Everything organic must be reclaimed. That was how the stationers survived in the lifeless void of space: by holding on to every single shred of life they had brought with them. Nothing grew out here but people.

Nomi knew that; it was why funerals were always so beautiful. Mom had taught her that life was the greatest gift shared by every stationer. This is what people do, she’d say, we feed each other.

Nomi knew that her mother was an important part of the station cycle, that by keeping her mother’s corpse to herself she may as well be stealing food from the mouths of babies, fuel from the station’s engines, and oxygen from the lungs of every person she knew.

But Nomi didn’t want to share her mother.

She wanted to keep every bit to herself, to fill her stomach to the aching, distended, bursting point, or linger endlessly and consume only a tiny bit every single day for the rest of her life; a private, secret ritual. Why was she expected to give this up? Only a few hours ago, Nomi’s mother had been hers.

Nomi was on borrowed time—you were supposed to call a reclamation team as soon as possible, but after the first flurry of action once Mom died, Nomi had barely been able to move. The night cycle was almost over. She’d be on-call pretty soon—shuttlebay maintenance—and Mom was due for her shift at the nursery.

People were going to notice.

Even the thought of being exposed and publicly shamed as a hoarder couldn’t make Nomi move. She’d just sat here in her cold little corner and tried to convince herself that she could do it—that she could feast on her mother, or squirrel her away in the walls, or…

Get her to a shuttle. Make a run for it.

There were rumors about people planetside; where things grew, where life just happened and you could have things. Why couldn’t Nomi keep her mother? This small indulgence wouldn’t actually destroy everything for everyone, would it? That was ridiculous. If the balance of life out here was that easily upset, didn’t it deserve to fail?

Life shouldn’t be like this—frugal and cautious and everyone’s—it should be wild and unstoppable and hers. Nomi was full of life, she was whole and burning, and she shouldn’t have to share.
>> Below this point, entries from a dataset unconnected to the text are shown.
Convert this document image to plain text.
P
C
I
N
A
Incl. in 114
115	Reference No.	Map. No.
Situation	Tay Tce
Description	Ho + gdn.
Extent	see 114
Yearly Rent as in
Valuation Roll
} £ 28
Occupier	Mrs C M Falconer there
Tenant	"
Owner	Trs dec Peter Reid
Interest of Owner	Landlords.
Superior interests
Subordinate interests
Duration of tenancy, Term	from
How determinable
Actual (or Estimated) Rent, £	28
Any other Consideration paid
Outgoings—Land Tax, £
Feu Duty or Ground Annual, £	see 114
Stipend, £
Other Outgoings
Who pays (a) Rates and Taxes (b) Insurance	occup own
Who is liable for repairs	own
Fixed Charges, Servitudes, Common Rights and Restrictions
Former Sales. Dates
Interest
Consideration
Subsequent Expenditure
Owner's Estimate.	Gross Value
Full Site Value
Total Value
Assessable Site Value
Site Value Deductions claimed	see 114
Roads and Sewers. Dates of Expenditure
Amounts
There shouldn’t be maintenance. There shouldn’t be rules. There shouldn’t be anybody else. What gave them the right?

Nomi knew when the shuttlebay would be deserted. She had access to a maintenance cart, and Mom was pretty stiff now; Nomi could balance her across the top and get them to a shuttle and aim for re-entry and hope for the best. And live. And her mother would never feed anyone else, ever again.
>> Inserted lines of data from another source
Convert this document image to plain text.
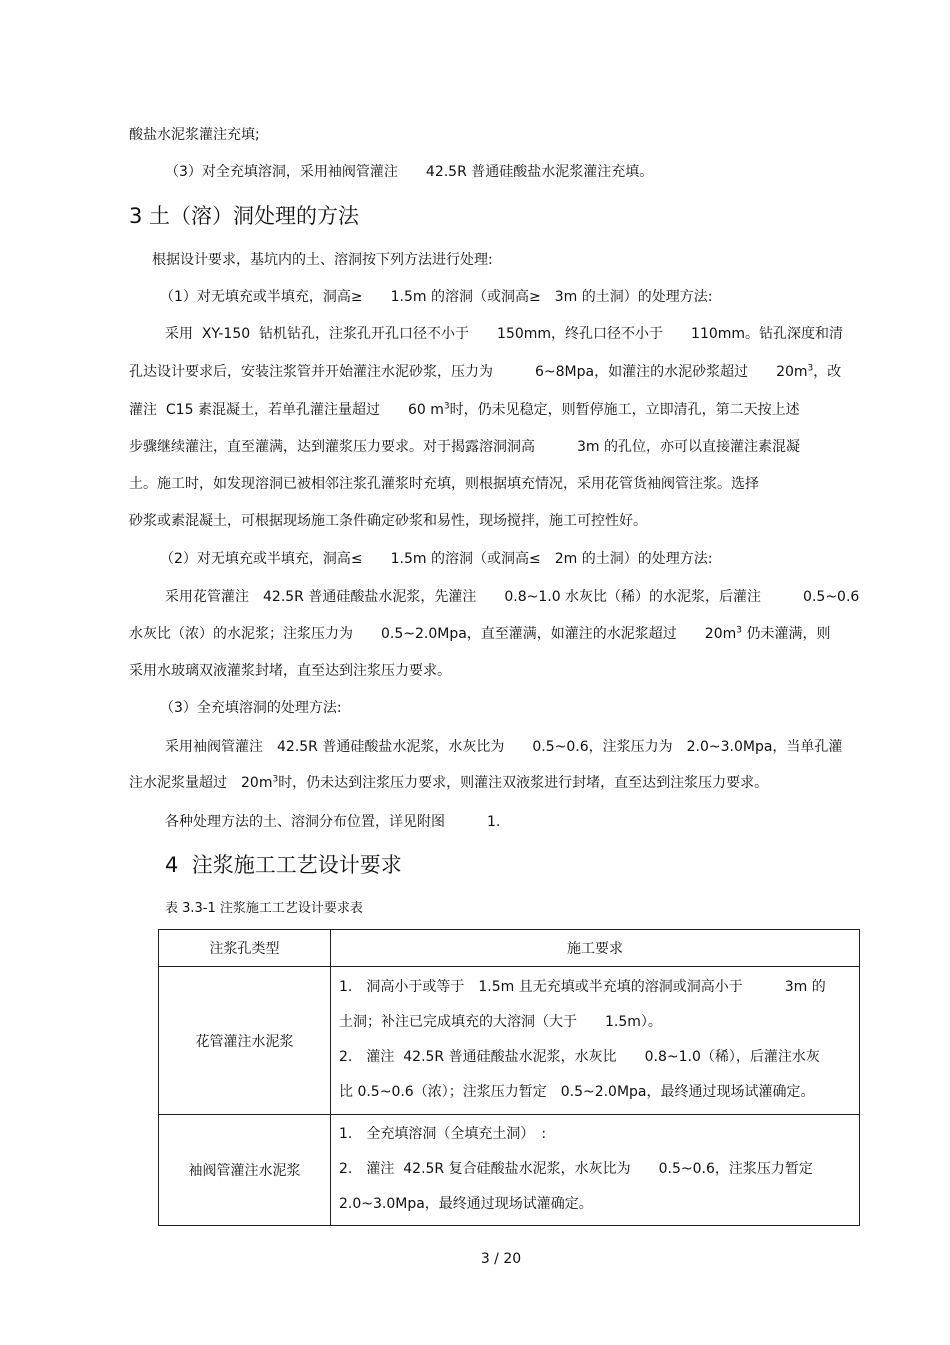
酸盐水泥浆灌注充填;
（3）对全充填溶洞，采用袖阀管灌注　　42.5R 普通硅酸盐水泥浆灌注充填。
3 土（溶）洞处理的方法
根据设计要求，基坑内的土、溶洞按下列方法进行处理:
（1）对无填充或半填充，洞高≥　　1.5m 的溶洞（或洞高≥　3m 的土洞）的处理方法:
采用  XY-150  钻机钻孔，注浆孔开孔口径不小于　　150mm，终孔口径不小于　　110mm。钻孔深度和清
孔达设计要求后，安装注浆管并开始灌注水泥砂浆，压力为　　　6~8Mpa，如灌注的水泥砂浆超过　　$20m^3$，改
灌注  C15 素混凝土，若单孔灌注量超过　　60 $m^3$时，仍未见稳定，则暂停施工，立即清孔，第二天按上述
步骤继续灌注，直至灌满，达到灌浆压力要求。对于揭露溶洞洞高　　　3m 的孔位，亦可以直接灌注素混凝
土。施工时，如发现溶洞已被相邻注浆孔灌浆时充填，则根据填充情况，采用花管货袖阀管注浆。选择
砂浆或素混凝土，可根据现场施工条件确定砂浆和易性，现场搅拌，施工可控性好。
（2）对无填充或半填充，洞高≤　　1.5m 的溶洞（或洞高≤　2m 的土洞）的处理方法:
采用花管灌注　42.5R 普通硅酸盐水泥浆，先灌注　　0.8~1.0 水灰比（稀）的水泥浆，后灌注　　　0.5~0.6
水灰比（浓）的水泥浆；注浆压力为　　0.5~2.0Mpa，直至灌满，如灌注的水泥浆超过　　$20m^3$ 仍未灌满，则
采用水玻璃双液灌浆封堵，直至达到注浆压力要求。
（3）全充填溶洞的处理方法:
采用袖阀管灌注　42.5R 普通硅酸盐水泥浆，水灰比为　　0.5~0.6，注浆压力为　2.0~3.0Mpa，当单孔灌
注水泥浆量超过　$20m^3$时，仍未达到注浆压力要求，则灌注双液浆进行封堵，直至达到注浆压力要求。
各种处理方法的土、溶洞分布位置，详见附图　　　1.
4  注浆施工工艺设计要求
表 3.3-1 注浆施工工艺设计要求表
注浆孔类型	施工要求
花管灌注水泥浆	1.　洞高小于或等于　1.5m 且无充填或半充填的溶洞或洞高小于　　　3m 的
土洞；补注已完成填充的大溶洞（大于　　1.5m）。
2.　灌注  42.5R 普通硅酸盐水泥浆，水灰比　　0.8~1.0（稀），后灌注水灰
比 0.5~0.6（浓）；注浆压力暂定　0.5~2.0Mpa，最终通过现场试灌确定。

袖阀管灌注水泥浆	1.　全充填溶洞（全填充土洞）　:
2.　灌注  42.5R 复合硅酸盐水泥浆，水灰比为　　0.5~0.6，注浆压力暂定
2.0~3.0Mpa，最终通过现场试灌确定。
3 / 20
When they found her hours later, Nomi still hadn’t moved.

Her limbs were nearly as stiff as those of her mother’s corpse. She watched as the reclamation team gently spread a sheet over the cold, clean body, and felt the councilor wrap her arms around Nomi’s shoulders, rubbing them until the sobs broke loose.

“Come on,” the warm, soft woman said, “let’s get you something to eat.”